Gregson-Williams presents discernible musical themes without patterning his score on a Wagnerian model, and the soundtrack evenly balances music with sound effects during battle scenes, an unusual mixing decision since the development of Dolby surround sound in the 1980s. Critics and viewers have applauded the film’s representation of women both on- and off-screen. Gregson-Williams’s soundtrack also reflects Diana’s Amazonian warrior values and provides a model for future superhero scores. More memorable thematic cues that are balanced with sound effects in action-packed scenes should be applied to break the trope of forgettable superhero soundtracks.

Caitlan Truelove recently graduated from Syracuse University with a Master of Music in Violin Performance and a Certificate in University Teaching. Her research interests include gender and music, performance practice, and film music. More information can be found here.

[1] Frank Lehman, “Manufacturing the Epic Score: Hans Zimmer and the Sounds of Significance,” in Music in Epic Film: Listening to Spectacle, ed. Stephen Meyer (New York: Routledge, 2017), 33.
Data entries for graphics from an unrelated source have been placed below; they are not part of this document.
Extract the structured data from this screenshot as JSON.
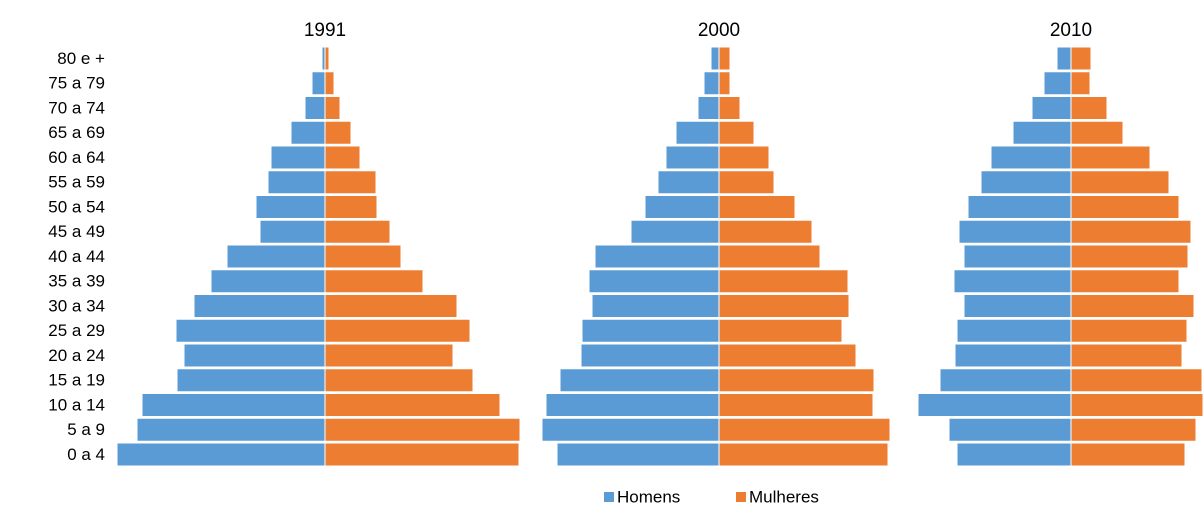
{
  "chart_data": {
    "type": "pyramid",
    "categories": [
      "80 e +",
      "75 a 79",
      "70 a 74",
      "65 a 69",
      "60 a 64",
      "55 a 59",
      "50 a 54",
      "45 a 49",
      "40 a 44",
      "35 a 39",
      "30 a 34",
      "25 a 29",
      "20 a 24",
      "15 a 19",
      "10 a 14",
      "5 a 9",
      "0 a 4"
    ],
    "series": [
      {
        "name": "Homens",
        "color": "#5b9bd5"
      },
      {
        "name": "Mulheres",
        "color": "#ed7d31"
      }
    ],
    "xlim": [
      0,
      220
    ],
    "panels": [
      {
        "title": "1991",
        "values": [
          [
            3,
            13,
            20,
            34,
            54,
            57,
            69,
            65,
            98,
            114,
            131,
            149,
            141,
            148,
            183,
            188,
            208
          ],
          [
            4,
            9,
            15,
            26,
            35,
            51,
            52,
            65,
            76,
            98,
            132,
            145,
            128,
            148,
            175,
            195,
            194
          ]
        ]
      },
      {
        "title": "2000",
        "values": [
          [
            8,
            15,
            21,
            43,
            53,
            61,
            74,
            88,
            124,
            130,
            127,
            137,
            138,
            159,
            173,
            177,
            162
          ],
          [
            11,
            11,
            21,
            35,
            50,
            55,
            76,
            93,
            101,
            129,
            130,
            123,
            137,
            155,
            154,
            171,
            169
          ]
        ]
      },
      {
        "title": "2010",
        "values": [
          [
            14,
            27,
            39,
            58,
            80,
            90,
            103,
            112,
            107,
            117,
            107,
            114,
            116,
            131,
            153,
            122,
            114
          ],
          [
            20,
            19,
            36,
            52,
            79,
            98,
            108,
            120,
            117,
            108,
            123,
            116,
            111,
            131,
            132,
            125,
            114
          ]
        ]
      }
    ]
  }
}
[2] Janet Halfyard, “Cue the Big Theme? The Sound of the Superhero,” in The Oxford Handbook of New Audiovisual Aesthetics, ed. John Richardson, Claudia Gorbman, and Carol Vernallis (New York: Oxford University Press, 2013), 185.
[3] Ibid, 190.
[4] Ben Jameson, “’Rock Spectrale’: The Cultural Identity of the Electric Guitar in Tristan Murail’s ‘Vampyr!’,” Tempo 69, no. 274 (2015): 22.
[5] Steve Waksman, Instruments of Desire: The Electric Guitar and the Shaping of Musical Experience (Cambridge, MA: Harvard University Press, 2001), 5.